Newest newbie here, wish I had found this sight before I bought Disney retail:annoyed: 
Off to Disneyworld tomorrow staying at OKW, anyone have advise for me?
9 nights, spending 7 in the World and 2 at Universal to brave the crowds for Harry Potter. Help me now(sigh)

My trip was cut short and we have 5 adult Magic your way(one park a day) with Waterparks and more option that will have at least 3 or 4 days left, depending on how long I last. Can I offer these to the tuggers for only 250.00 total? Hope I am not breaking the rules here, but I have gotten so much good info I just want to give back. I can meet in Orlando Fri 10.15.10 early as we head out to Universal.

Again thanks for all the good info.


----------



## capjak (Oct 7, 2010)

First I do not think you would be able to give to someone else with different finger print?

Second just go to customer service at a park and upgrade them to no expiration tickets than if you go back they will still be valid.


----------



## Carol C (Oct 26, 2010)

ogzy1 said:


> Hey Tuggers,
> 
> Newest newbie here, wish I had found this sight before I bought Disney retail:annoyed:
> Off to Disneyworld tomorrow staying at OKW, anyone have advise for me?
> ...



Did ya have a good time? Welcome to TUG!


----------



## ogzy1 (Oct 29, 2010)

*Had a great time at OKW*

Had a great time and loved OKW. great time to visit DW. Has any one stayed in the tree houses?

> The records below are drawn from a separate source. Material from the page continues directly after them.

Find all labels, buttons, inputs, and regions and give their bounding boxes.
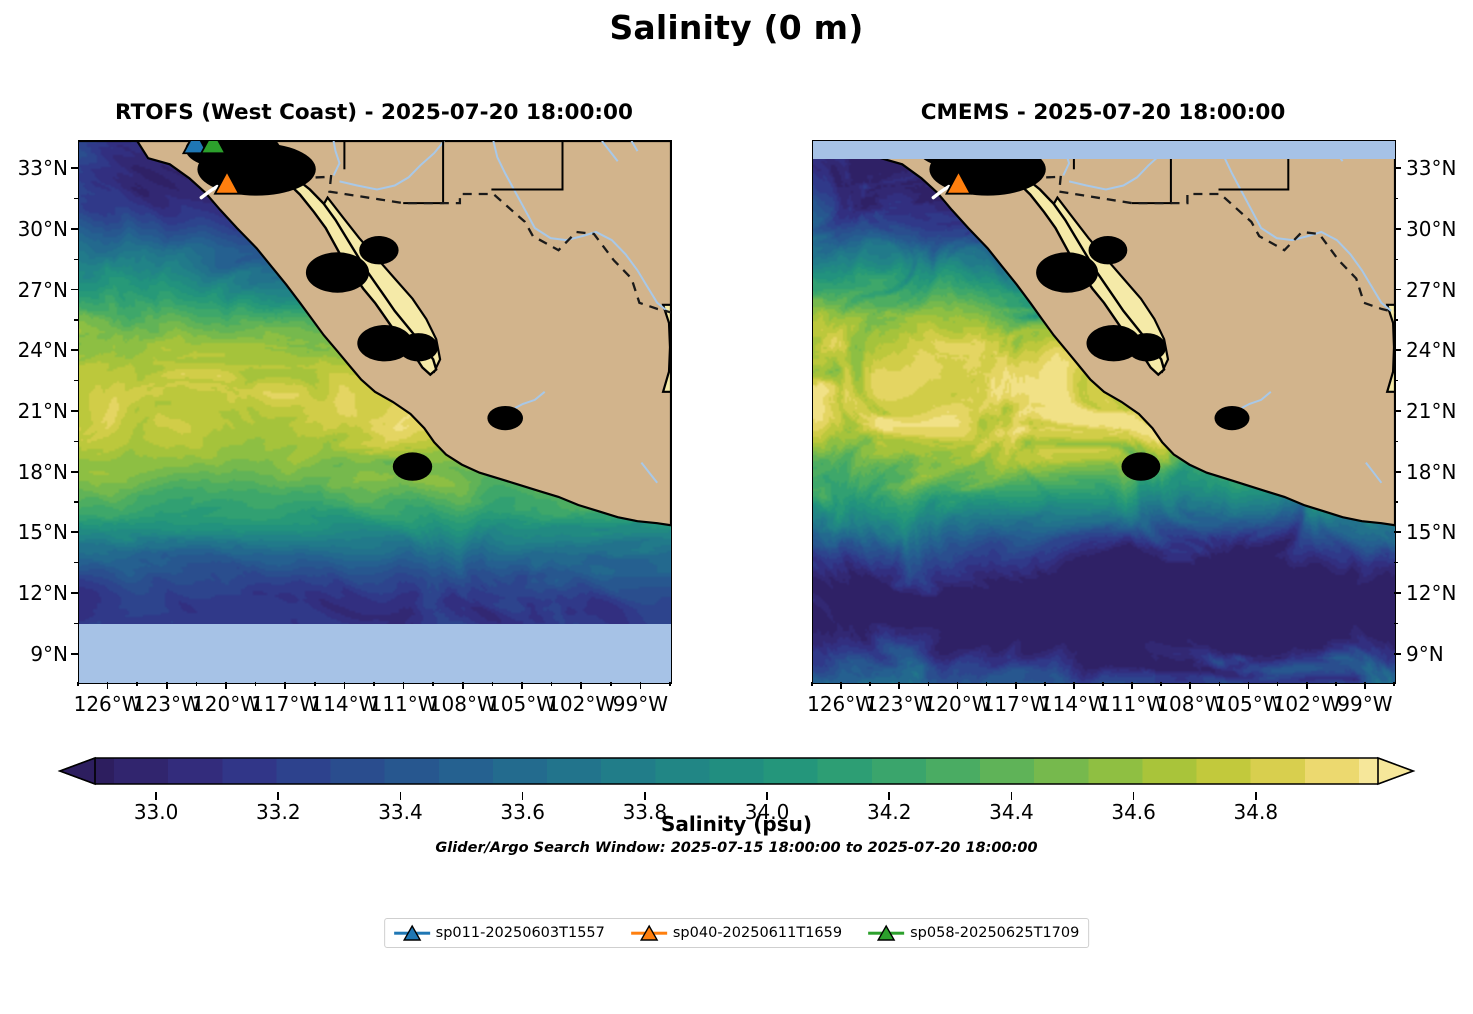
ytick-24: [71, 349, 78, 351]
ytick-label-24: 24°N: [0, 338, 68, 362]
xtick--114: [1073, 682, 1075, 689]
ytick-12: [71, 592, 78, 594]
xtick-minor: [1277, 682, 1279, 686]
xtick-minor: [669, 682, 671, 686]
xtick--99: [1364, 682, 1366, 689]
ytick-label-30: 30°N: [1406, 217, 1456, 241]
xtick-minor: [1335, 682, 1337, 686]
xtick--102: [1306, 682, 1308, 689]
xtick-minor: [869, 682, 871, 686]
ytick-9: [1394, 653, 1401, 655]
xtick--126: [107, 682, 109, 689]
xtick--108: [1189, 682, 1191, 689]
xtick-minor: [551, 682, 553, 686]
ytick-label-9: 9°N: [1406, 642, 1444, 666]
ytick-minor: [1394, 562, 1398, 564]
island-3: [1036, 252, 1098, 292]
ytick-30: [71, 228, 78, 230]
ytick-minor: [74, 198, 78, 200]
colorbar-gradient: [60, 758, 1413, 784]
colorbar-tick-33.6: [522, 792, 524, 800]
colorbar-extend-min: [60, 758, 95, 784]
xtick--120: [225, 682, 227, 689]
ytick-label-21: 21°N: [1406, 399, 1456, 423]
legend-label-1: sp040-20250611T1659: [673, 925, 842, 941]
ytick-minor: [74, 319, 78, 321]
xtick-label--99: 99°W: [595, 692, 685, 716]
ytick-33: [71, 167, 78, 169]
island-8: [359, 236, 398, 264]
colorbar-tick-34.8: [1255, 792, 1257, 800]
xtick-minor: [77, 682, 79, 686]
ytick-minor: [1394, 259, 1398, 261]
island-6: [1122, 452, 1161, 480]
ytick-label-12: 12°N: [0, 581, 68, 605]
legend-item-2[interactable]: sp058-20250625T1709: [868, 925, 1079, 941]
legend-triangle-icon-1: [638, 923, 660, 943]
xtick-minor: [373, 682, 375, 686]
island-8: [1089, 236, 1128, 264]
legend-marker-1: [631, 932, 667, 935]
ytick-27: [71, 289, 78, 291]
ytick-label-33: 33°N: [0, 156, 68, 180]
nodata-band-south: [79, 624, 671, 683]
xtick-minor: [1044, 682, 1046, 686]
xtick-minor: [610, 682, 612, 686]
ytick-21: [71, 410, 78, 412]
xtick-label--99: 99°W: [1320, 692, 1410, 716]
ytick-label-12: 12°N: [1406, 581, 1456, 605]
xtick--105: [1248, 682, 1250, 689]
ytick-minor: [1394, 441, 1398, 443]
ytick-label-18: 18°N: [0, 460, 68, 484]
ytick-minor: [74, 562, 78, 564]
xtick--123: [166, 682, 168, 689]
nodata-band-north: [813, 141, 1395, 159]
panel-title-rtofs: RTOFS (West Coast) - 2025-07-20 18:00:00: [78, 100, 670, 125]
xtick--114: [344, 682, 346, 689]
ytick-label-9: 9°N: [0, 642, 68, 666]
ytick-minor: [74, 259, 78, 261]
ytick-label-27: 27°N: [1406, 278, 1456, 302]
ytick-18: [71, 471, 78, 473]
colorbar-extend-max: [1378, 758, 1413, 784]
ytick-15: [71, 531, 78, 533]
ytick-minor: [74, 380, 78, 382]
ytick-label-18: 18°N: [1406, 460, 1456, 484]
ytick-minor: [1394, 501, 1398, 503]
ytick-minor: [74, 623, 78, 625]
colorbar-title: Salinity (psu): [0, 812, 1473, 836]
xtick--99: [640, 682, 642, 689]
colorbar-tick-33.0: [155, 792, 157, 800]
legend-label-0: sp011-20250603T1557: [436, 925, 605, 941]
xtick-minor: [811, 682, 813, 686]
xtick--105: [521, 682, 523, 689]
ytick-label-24: 24°N: [1406, 338, 1456, 362]
xtick-minor: [492, 682, 494, 686]
ytick-9: [71, 653, 78, 655]
xtick-minor: [928, 682, 930, 686]
island-6: [393, 452, 432, 480]
ytick-minor: [74, 501, 78, 503]
ytick-label-15: 15°N: [0, 520, 68, 544]
colorbar-tick-33.8: [644, 792, 646, 800]
ytick-30: [1394, 228, 1401, 230]
colorbar-tick-34.0: [766, 792, 768, 800]
ytick-21: [1394, 410, 1401, 412]
legend-item-1[interactable]: sp040-20250611T1659: [631, 925, 842, 941]
ytick-33: [1394, 167, 1401, 169]
island-7: [487, 406, 523, 430]
island-7: [1215, 406, 1250, 430]
colorbar-tick-34.4: [1011, 792, 1013, 800]
legend-item-0[interactable]: sp011-20250603T1557: [394, 925, 605, 941]
island-5: [1127, 333, 1166, 361]
xtick-minor: [1102, 682, 1104, 686]
xtick-minor: [255, 682, 257, 686]
xtick-minor: [1393, 682, 1395, 686]
panel-title-cmems: CMEMS - 2025-07-20 18:00:00: [812, 100, 1394, 125]
legend-triangle-icon-0: [401, 923, 423, 943]
ytick-label-33: 33°N: [1406, 156, 1456, 180]
colorbar-tick-33.2: [277, 792, 279, 800]
map-panel-cmems[interactable]: [812, 140, 1396, 684]
xtick--126: [840, 682, 842, 689]
ytick-minor: [74, 441, 78, 443]
xtick-minor: [136, 682, 138, 686]
xtick--117: [284, 682, 286, 689]
ytick-18: [1394, 471, 1401, 473]
colorbar: 33.033.233.433.633.834.034.234.434.634.8: [0, 752, 1473, 792]
island-5: [399, 333, 438, 361]
xtick-minor: [196, 682, 198, 686]
xtick-minor: [1219, 682, 1221, 686]
ytick-minor: [1394, 623, 1398, 625]
glider-legend: sp011-20250603T1557sp040-20250611T1659sp…: [384, 918, 1090, 948]
xtick--123: [898, 682, 900, 689]
colorbar-tick-34.2: [888, 792, 890, 800]
xtick--111: [1131, 682, 1133, 689]
ytick-minor: [1394, 198, 1398, 200]
ytick-27: [1394, 289, 1401, 291]
colorbar-tick-33.4: [400, 792, 402, 800]
figure-title: Salinity (0 m): [0, 8, 1473, 47]
ytick-label-21: 21°N: [0, 399, 68, 423]
ytick-15: [1394, 531, 1401, 533]
ytick-24: [1394, 349, 1401, 351]
legend-triangle-icon-2: [875, 923, 897, 943]
xtick--108: [462, 682, 464, 689]
xtick--102: [580, 682, 582, 689]
map-overlay-cmems: [813, 141, 1395, 683]
ytick-minor: [1394, 319, 1398, 321]
colorbar-svg: [0, 752, 1473, 792]
xtick--111: [403, 682, 405, 689]
xtick-minor: [314, 682, 316, 686]
ytick-label-27: 27°N: [0, 278, 68, 302]
ytick-label-30: 30°N: [0, 217, 68, 241]
map-overlay-rtofs: [79, 141, 671, 683]
xtick-minor: [986, 682, 988, 686]
xtick-minor: [1160, 682, 1162, 686]
xtick--120: [957, 682, 959, 689]
legend-label-2: sp058-20250625T1709: [910, 925, 1079, 941]
legend-marker-0: [394, 932, 430, 935]
ytick-label-15: 15°N: [1406, 520, 1456, 544]
legend-marker-2: [868, 932, 904, 935]
xtick-minor: [432, 682, 434, 686]
search-window-annotation: Glider/Argo Search Window: 2025-07-15 18…: [0, 840, 1473, 856]
ytick-12: [1394, 592, 1401, 594]
map-panel-rtofs[interactable]: [78, 140, 672, 684]
island-3: [306, 252, 369, 292]
ytick-minor: [1394, 380, 1398, 382]
xtick--117: [1015, 682, 1017, 689]
colorbar-tick-34.6: [1133, 792, 1135, 800]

We would like to go again in a couple of years.


----------



## blondietink (Nov 4, 2010)

We were there from October 17th - 24th.  It was awesome!  Best weather we have ever had .... no rain even forecast, mid 80's every day, Mickey's Not So Scarey Halloween Party, Food & Wine Fest, low crowd levels .... what more could you ask for?


----------



## rhonda (Nov 4, 2010)

Welcome, ogzy1!



ogzy1 said:


> Has any one stayed in the tree houses?


We enjoyed a Treehouse week in early Dec 2009.  Lovely -- lots of theming but with some compromises (queen bed in master not a king, only 2 bathrooms).  I loved it for four adults, could even see comfortably sleeping 6 -- but I'd feel far too crowded filling it to max occupancy (9).


----------